This repository contains the data and the scripts that are necessary to reproduce the results reported in:
Berdicevskis, Aleksandrs, Karsten Schmidtke-Bode and Ilja Seržant. 2020. Subjects tend to be coded only once: Corpus-based and grammar-based evidence for an efficiency-driven trade-off. In: Proceedings of the 19th International Workshop on Treebanks and Linguistic Theories (TLT).
The repository contains the following files and folders:
-
corpus_analysis.rb: a script that goes through the UD corpora (train, dev and test concatenated). If a language has several UD corpora, they have to be concatenated into a single on (use ud_merge_perlang.rb)
-
subj_data.csv is a tab-separated file which contains the data analyzed in Section 3 of the article (it is the output of corpus_analysis.rb and the input for data_analysis.r). It has the following columns:
- lemma (verb lemma);
- sentence (full sentence where the verb occurs; note that our level of analysis is the clause, sentences are provided just as wide context);
- tense (tense-mood combination which has two values with somewhat imprecise names: Past (=l-participles) and Nonpast (all other forms);
- aspect (Imp = imperfective or Perf = perfective);
- sperson (subject person as can be inferred from the verbal form. Possible values: 3, 12 (=1 or 2), unknown);
- expressed (1 or 0: whether there is a free syntactic subject of any kind (either pronoun or full NP));
- pronexpressed (1 or 0: whether there is a free syntactic subject encoded by a personal pronoun);
- pron12expressed ((1 or 0: whether there is a free syntactic subject encoded by a first- or second-person pronoun);
- lang (language ISO code);
- group (language group: non_copular (= East Slavic) or copular (= South and West Slavic));
- rel (incoming syntactic relation for the verb);
- clause_type (as inferred from the UD annotation: simple, main, subord(inate) or coord(inate). Note that only non-first conjuncts are treated as coordinate clauses, while first conjuncts are treated as simple clauses).
-
ud_merge_perlang.rb: a script that goes through all UD 2.6 treebanks and merges all treebanks for the same language into a single file.

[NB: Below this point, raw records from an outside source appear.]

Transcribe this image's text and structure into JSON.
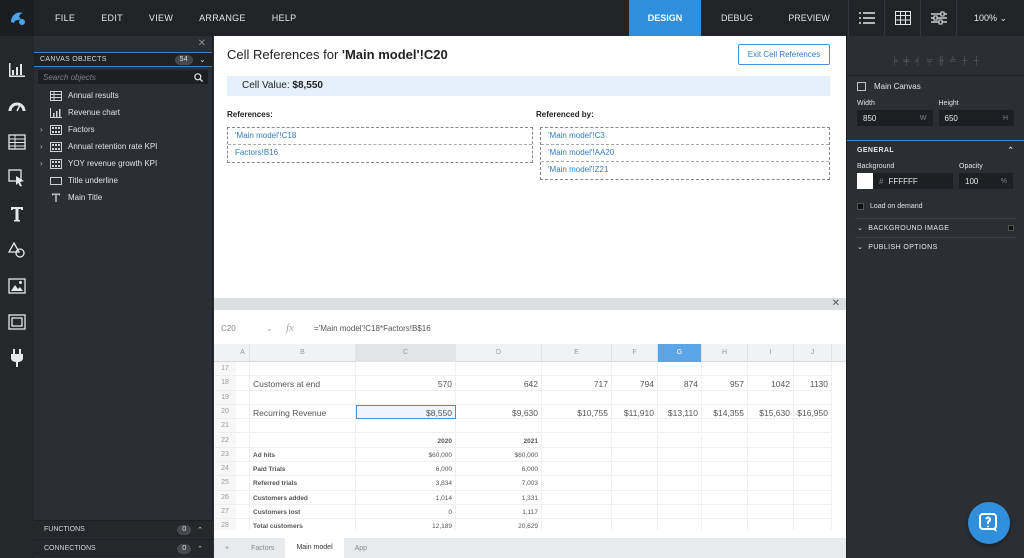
{
  "menu": [
    "FILE",
    "EDIT",
    "VIEW",
    "ARRANGE",
    "HELP"
  ],
  "modes": [
    {
      "label": "DESIGN",
      "active": true
    },
    {
      "label": "DEBUG",
      "active": false
    },
    {
      "label": "PREVIEW",
      "active": false
    }
  ],
  "zoom": "100% ⌄",
  "objects_panel": {
    "header": "CANVAS OBJECTS",
    "count": "54",
    "search_placeholder": "Search objects",
    "items": [
      {
        "label": "Annual results",
        "icon": "table-icon",
        "expandable": false
      },
      {
        "label": "Revenue chart",
        "icon": "chart-icon",
        "expandable": false
      },
      {
        "label": "Factors",
        "icon": "grid-icon",
        "expandable": true
      },
      {
        "label": "Annual retention rate KPI",
        "icon": "grid-icon",
        "expandable": true
      },
      {
        "label": "YOY revenue growth KPI",
        "icon": "grid-icon",
        "expandable": true
      },
      {
        "label": "Title underline",
        "icon": "rectangle-icon",
        "expandable": false
      },
      {
        "label": "Main Title",
        "icon": "text-icon",
        "expandable": false
      }
    ],
    "functions": {
      "label": "FUNCTIONS",
      "count": "0"
    },
    "connections": {
      "label": "CONNECTIONS",
      "count": "0"
    }
  },
  "cell_refs": {
    "title_prefix": "Cell References for ",
    "title_ref": "'Main model'!C20",
    "exit_label": "Exit Cell References",
    "cell_value_label": "Cell Value: ",
    "cell_value": "$8,550",
    "references_heading": "References:",
    "references": [
      "'Main model'!C18",
      "Factors!B16"
    ],
    "referenced_by_heading": "Referenced by:",
    "referenced_by": [
      "'Main model'!C3",
      "'Main model'!AA20",
      "'Main model'!Z21"
    ]
  },
  "formula_bar": {
    "address": "C20",
    "fx": "fx",
    "formula": "='Main model'!C18*Factors!B$16"
  },
  "sheet": {
    "columns": [
      "A",
      "B",
      "C",
      "D",
      "E",
      "F",
      "G",
      "H",
      "I",
      "J"
    ],
    "rows": [
      {
        "n": "17",
        "cells": [
          "",
          "",
          "",
          "",
          "",
          "",
          "",
          "",
          "",
          ""
        ]
      },
      {
        "n": "18",
        "cells": [
          "",
          "Customers at end",
          "570",
          "642",
          "717",
          "794",
          "874",
          "957",
          "1042",
          "1130"
        ]
      },
      {
        "n": "19",
        "cells": [
          "",
          "",
          "",
          "",
          "",
          "",
          "",
          "",
          "",
          ""
        ]
      },
      {
        "n": "20",
        "cells": [
          "",
          "Recurring Revenue",
          "$8,550",
          "$9,630",
          "$10,755",
          "$11,910",
          "$13,110",
          "$14,355",
          "$15,630",
          "$16,950"
        ]
      },
      {
        "n": "21",
        "cells": [
          "",
          "",
          "",
          "",
          "",
          "",
          "",
          "",
          "",
          ""
        ]
      },
      {
        "n": "22",
        "cells": [
          "",
          "",
          "2020",
          "2021",
          "",
          "",
          "",
          "",
          "",
          ""
        ]
      },
      {
        "n": "23",
        "cells": [
          "",
          "Ad hits",
          "$60,000",
          "$60,000",
          "",
          "",
          "",
          "",
          "",
          ""
        ]
      },
      {
        "n": "24",
        "cells": [
          "",
          "Paid Trials",
          "6,000",
          "6,000",
          "",
          "",
          "",
          "",
          "",
          ""
        ]
      },
      {
        "n": "25",
        "cells": [
          "",
          "Referred trials",
          "3,834",
          "7,003",
          "",
          "",
          "",
          "",
          "",
          ""
        ]
      },
      {
        "n": "26",
        "cells": [
          "",
          "Customers added",
          "1,014",
          "1,331",
          "",
          "",
          "",
          "",
          "",
          ""
        ]
      },
      {
        "n": "27",
        "cells": [
          "",
          "Customers lost",
          "0",
          "1,117",
          "",
          "",
          "",
          "",
          "",
          ""
        ]
      },
      {
        "n": "28",
        "cells": [
          "",
          "Total customers",
          "12,189",
          "20,629",
          "",
          "",
          "",
          "",
          "",
          ""
        ]
      }
    ],
    "tabs": [
      "Factors",
      "Main model",
      "App"
    ],
    "active_tab": "Main model"
  },
  "right_panel": {
    "object_name": "Main Canvas",
    "width_label": "Width",
    "width_value": "850",
    "width_unit": "W",
    "height_label": "Height",
    "height_value": "650",
    "height_unit": "H",
    "general": "GENERAL",
    "background_label": "Background",
    "background_hash": "#",
    "background_value": "FFFFFF",
    "opacity_label": "Opacity",
    "opacity_value": "100",
    "opacity_unit": "%",
    "load_on_demand": "Load on demand",
    "background_image": "BACKGROUND IMAGE",
    "publish_options": "PUBLISH OPTIONS"
  },
  "colors": {
    "accent": "#2f8fdd",
    "link": "#2f7cc4",
    "cell_value_bg": "#e4f0fb"
  }
}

Set the IN and OUT paths at the beginning of the script
-
data_analysis.r: an R script that performs the statistical analysis described in Section 3 and creates the figures. Make sure the necessary packages are installed, change the R directory to the folder with subj_data.csv
-
model_simple.pdf: the description and results of the model (mentioned in Section 3) that was fit to clauses in simple sentences (and first conjuncts in coordinated constructions) only.
-
lang.r: a bonus (draft) script for running analyses of individual languages (not discussed in the paper).
-
Indexation_WALS data.txt: data extracted from WALS that were used for the analysis in Section 2. The names of the columns are self-explanatory (Index = Indexation).